En attendant, ce jeudi, veille de rentrée, pas l’ombre d’une télé sur les pas de Yannick Jadot, dans les rues de Saint-Denis, en banlieue parisienne, qui mène à la cité Paul-Langevin. L’association des Enfants de Saint-Denis y fait une distribution de fournitures, trois jours après que le ministre Michel Blanquer a insinué sur France 3 que les pauvres s’achetaient des écrans plats avec l’allocation de rentrée scolaire. Mais qu’est-ce que le grand échalas vient faire là ? « Je suis toujours sur le terrain, heureusement que c’est pas la primaire écologiste en permanence ! », lâche Yannick Jadot. Mon œil. Mostafa Jhaidi, le président de l’association, dit être devenu écolo quand il a constaté que la plage où il passe ses vacances familiales au Maroc avait rétréci de moitié. « Ça fait peur ! », dit-il, devant une pile de sacs à dos siglés du slogan « Share Your Dream ». « Ici, les jeunes ne croient plus en les politiciens, mais on fait confiance à Kader », se marre-t-il. C’est lui, Kader Chibane, nouveau conseiller régional EELV à la région Île-de-France, qui a eu l’idée de ce déplacement. « Pour être candidat à une primaire, il faut être en lien avec la population, ici, en banlieue !, sourit-il. Yannick, c’est une locomotive, c’est lui le plus connu dans la société. Il y a des écolos qui ne parlent qu’à eux-mêmes, lui il sait vulgariser l’écologie politique. »

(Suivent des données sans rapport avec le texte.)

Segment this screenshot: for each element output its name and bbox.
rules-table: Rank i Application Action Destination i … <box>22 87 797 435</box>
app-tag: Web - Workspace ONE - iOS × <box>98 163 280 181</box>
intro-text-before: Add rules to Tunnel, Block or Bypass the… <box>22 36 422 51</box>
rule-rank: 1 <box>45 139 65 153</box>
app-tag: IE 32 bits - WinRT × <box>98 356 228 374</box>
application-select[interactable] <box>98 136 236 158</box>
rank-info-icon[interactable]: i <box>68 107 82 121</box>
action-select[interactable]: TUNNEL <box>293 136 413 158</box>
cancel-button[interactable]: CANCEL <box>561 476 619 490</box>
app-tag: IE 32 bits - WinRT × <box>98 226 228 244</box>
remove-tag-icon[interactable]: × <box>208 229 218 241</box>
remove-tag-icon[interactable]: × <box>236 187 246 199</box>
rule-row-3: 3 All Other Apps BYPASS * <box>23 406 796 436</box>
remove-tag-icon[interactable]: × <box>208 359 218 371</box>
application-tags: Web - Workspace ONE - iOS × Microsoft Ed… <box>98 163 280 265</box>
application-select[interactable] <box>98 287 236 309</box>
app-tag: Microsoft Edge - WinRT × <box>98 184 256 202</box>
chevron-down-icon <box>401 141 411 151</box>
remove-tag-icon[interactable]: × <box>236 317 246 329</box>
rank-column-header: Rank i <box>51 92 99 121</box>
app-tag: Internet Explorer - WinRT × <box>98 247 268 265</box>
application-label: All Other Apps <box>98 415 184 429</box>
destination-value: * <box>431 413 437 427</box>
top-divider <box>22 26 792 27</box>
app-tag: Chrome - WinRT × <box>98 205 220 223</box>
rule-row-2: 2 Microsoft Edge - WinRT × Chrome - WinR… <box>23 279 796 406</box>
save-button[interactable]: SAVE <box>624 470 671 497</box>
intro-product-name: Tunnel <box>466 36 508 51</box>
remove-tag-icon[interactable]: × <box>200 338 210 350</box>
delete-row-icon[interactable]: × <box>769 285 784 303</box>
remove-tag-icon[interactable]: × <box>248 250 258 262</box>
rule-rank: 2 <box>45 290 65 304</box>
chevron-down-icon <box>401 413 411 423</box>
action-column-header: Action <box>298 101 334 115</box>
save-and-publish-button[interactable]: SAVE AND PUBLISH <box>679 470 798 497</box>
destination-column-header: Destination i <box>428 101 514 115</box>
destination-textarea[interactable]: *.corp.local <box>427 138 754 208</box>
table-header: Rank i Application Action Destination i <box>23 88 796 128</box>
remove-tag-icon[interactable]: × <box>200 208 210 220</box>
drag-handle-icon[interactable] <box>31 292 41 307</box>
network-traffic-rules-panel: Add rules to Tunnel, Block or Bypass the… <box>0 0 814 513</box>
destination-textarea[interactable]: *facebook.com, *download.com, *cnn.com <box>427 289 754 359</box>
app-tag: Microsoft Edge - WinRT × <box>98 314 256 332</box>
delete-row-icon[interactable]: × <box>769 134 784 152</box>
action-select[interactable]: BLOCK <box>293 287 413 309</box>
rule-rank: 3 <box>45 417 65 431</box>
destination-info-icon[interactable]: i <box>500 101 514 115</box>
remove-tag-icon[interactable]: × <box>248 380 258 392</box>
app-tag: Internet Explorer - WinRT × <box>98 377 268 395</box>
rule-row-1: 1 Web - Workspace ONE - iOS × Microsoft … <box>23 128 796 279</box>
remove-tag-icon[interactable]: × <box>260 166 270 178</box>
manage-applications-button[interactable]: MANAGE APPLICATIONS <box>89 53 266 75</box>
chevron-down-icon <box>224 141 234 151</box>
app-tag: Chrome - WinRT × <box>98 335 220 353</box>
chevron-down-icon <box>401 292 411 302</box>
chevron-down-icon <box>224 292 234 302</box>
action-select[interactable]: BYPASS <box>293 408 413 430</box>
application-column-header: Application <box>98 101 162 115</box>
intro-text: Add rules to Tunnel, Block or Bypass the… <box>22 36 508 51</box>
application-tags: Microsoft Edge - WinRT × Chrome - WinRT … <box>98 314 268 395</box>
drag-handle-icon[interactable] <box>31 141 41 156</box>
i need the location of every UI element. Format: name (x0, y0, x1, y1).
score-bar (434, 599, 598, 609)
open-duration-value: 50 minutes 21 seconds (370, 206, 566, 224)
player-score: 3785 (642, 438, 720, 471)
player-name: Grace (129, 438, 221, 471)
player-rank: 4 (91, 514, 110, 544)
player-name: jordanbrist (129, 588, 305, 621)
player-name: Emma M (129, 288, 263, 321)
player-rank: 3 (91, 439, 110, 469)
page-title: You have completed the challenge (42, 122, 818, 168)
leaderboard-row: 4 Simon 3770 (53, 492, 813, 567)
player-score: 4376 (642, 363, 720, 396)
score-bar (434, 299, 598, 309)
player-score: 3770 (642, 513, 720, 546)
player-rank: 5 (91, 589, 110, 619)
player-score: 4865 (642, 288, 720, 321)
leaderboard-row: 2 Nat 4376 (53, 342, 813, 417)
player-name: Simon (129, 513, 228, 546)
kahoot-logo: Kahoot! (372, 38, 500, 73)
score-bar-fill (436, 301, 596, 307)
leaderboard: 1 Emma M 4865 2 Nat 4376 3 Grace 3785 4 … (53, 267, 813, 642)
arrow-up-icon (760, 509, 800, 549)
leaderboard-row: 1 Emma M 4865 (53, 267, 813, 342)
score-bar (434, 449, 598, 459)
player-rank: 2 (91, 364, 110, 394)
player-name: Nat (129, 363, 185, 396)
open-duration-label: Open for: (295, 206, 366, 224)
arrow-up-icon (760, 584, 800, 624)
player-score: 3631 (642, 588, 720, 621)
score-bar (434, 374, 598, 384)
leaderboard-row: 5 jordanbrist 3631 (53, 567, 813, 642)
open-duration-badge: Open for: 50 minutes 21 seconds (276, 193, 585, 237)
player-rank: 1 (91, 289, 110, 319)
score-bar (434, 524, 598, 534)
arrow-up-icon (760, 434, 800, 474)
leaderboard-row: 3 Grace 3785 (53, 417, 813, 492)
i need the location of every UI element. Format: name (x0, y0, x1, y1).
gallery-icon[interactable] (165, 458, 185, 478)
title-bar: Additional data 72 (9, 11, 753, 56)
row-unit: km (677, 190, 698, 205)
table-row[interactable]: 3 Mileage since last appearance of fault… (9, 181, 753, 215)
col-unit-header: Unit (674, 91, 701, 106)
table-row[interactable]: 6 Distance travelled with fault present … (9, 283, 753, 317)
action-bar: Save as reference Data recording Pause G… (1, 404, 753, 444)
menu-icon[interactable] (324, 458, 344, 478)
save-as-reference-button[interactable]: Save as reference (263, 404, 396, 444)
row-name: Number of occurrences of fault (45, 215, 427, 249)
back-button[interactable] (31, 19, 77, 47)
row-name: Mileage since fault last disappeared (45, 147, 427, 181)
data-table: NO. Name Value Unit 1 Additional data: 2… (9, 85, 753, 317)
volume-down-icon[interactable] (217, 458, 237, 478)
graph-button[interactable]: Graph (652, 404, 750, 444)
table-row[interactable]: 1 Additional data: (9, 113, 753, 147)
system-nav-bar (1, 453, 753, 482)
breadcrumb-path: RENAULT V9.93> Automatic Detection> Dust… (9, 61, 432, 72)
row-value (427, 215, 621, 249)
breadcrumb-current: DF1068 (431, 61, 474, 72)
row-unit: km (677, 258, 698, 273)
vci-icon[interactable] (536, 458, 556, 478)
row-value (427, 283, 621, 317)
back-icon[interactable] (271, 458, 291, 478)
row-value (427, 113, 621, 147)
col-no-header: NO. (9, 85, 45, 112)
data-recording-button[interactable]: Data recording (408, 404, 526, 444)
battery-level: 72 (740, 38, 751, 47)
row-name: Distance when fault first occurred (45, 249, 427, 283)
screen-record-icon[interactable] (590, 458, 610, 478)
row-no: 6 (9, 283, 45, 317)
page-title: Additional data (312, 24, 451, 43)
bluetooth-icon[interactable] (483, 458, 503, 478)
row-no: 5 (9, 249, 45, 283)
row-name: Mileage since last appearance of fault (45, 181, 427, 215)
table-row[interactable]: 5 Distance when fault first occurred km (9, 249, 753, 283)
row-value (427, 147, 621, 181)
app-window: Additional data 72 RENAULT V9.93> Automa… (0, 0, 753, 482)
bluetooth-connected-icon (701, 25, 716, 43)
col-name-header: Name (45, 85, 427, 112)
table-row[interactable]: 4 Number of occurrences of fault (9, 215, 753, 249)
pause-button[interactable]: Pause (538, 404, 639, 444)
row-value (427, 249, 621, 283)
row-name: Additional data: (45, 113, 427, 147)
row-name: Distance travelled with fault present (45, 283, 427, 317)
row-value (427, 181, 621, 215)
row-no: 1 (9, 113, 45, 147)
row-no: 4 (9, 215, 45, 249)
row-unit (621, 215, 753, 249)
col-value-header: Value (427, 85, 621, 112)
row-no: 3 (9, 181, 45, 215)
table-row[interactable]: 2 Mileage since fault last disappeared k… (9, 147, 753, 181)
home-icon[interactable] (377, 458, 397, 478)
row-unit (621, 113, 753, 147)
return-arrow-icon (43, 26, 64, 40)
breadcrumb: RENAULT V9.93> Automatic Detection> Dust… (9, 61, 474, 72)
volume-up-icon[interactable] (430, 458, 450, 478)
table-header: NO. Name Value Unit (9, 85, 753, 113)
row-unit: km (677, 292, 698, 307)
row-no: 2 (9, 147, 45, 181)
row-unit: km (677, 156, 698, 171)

Si c’est pas Jadot qui va à la présidentielle, ce sera sectaire, ce sera l’écologie aux riches.
Majdi Jeljeli, venu donner un coup de main, est bien de cet avis. « Je roule en diesel, j’ai voté Macron et puis j’ai lâché l’affaire, mais je suis contre l’écologie punitive. Si c’est pas Jadot qui va à la présidentielle, ce sera sectaire, ce sera l’écologie aux riches », explique ce commerçant des Puces de Saint-Ouen tout juste encarté. Mostafa Jhaidi, le président de l’association, fait ses comptes : il a 327 adhérents, sans compter les 250 du club de karaté. Oui, il peut faire une petite réunion de rentrée pour inviter tout le monde à voter à la primaire. Jandal et Mohamed, 17 ans, qui font griller des merguez, auront-il envie de voter pour le géant vert ? « Ah oui, on peut voter si on a plus de 16 ans ? Pourquoi pas… », hésite Jandal, qui a déjà vu la tête de Yannick Jadot quelque part, même s’il ne connaît pas son nom. Pas sûr que ça rapporte deux voix dans quinze jours, mais plus tard, peut-être… « La vraie radicalité de l’écologie, c’est qu’il y a une élection présidentielle », lâche le grand Jadot. C’est bien connu, seuls ceux qui y croient ont une chance de voir le rayon Verts.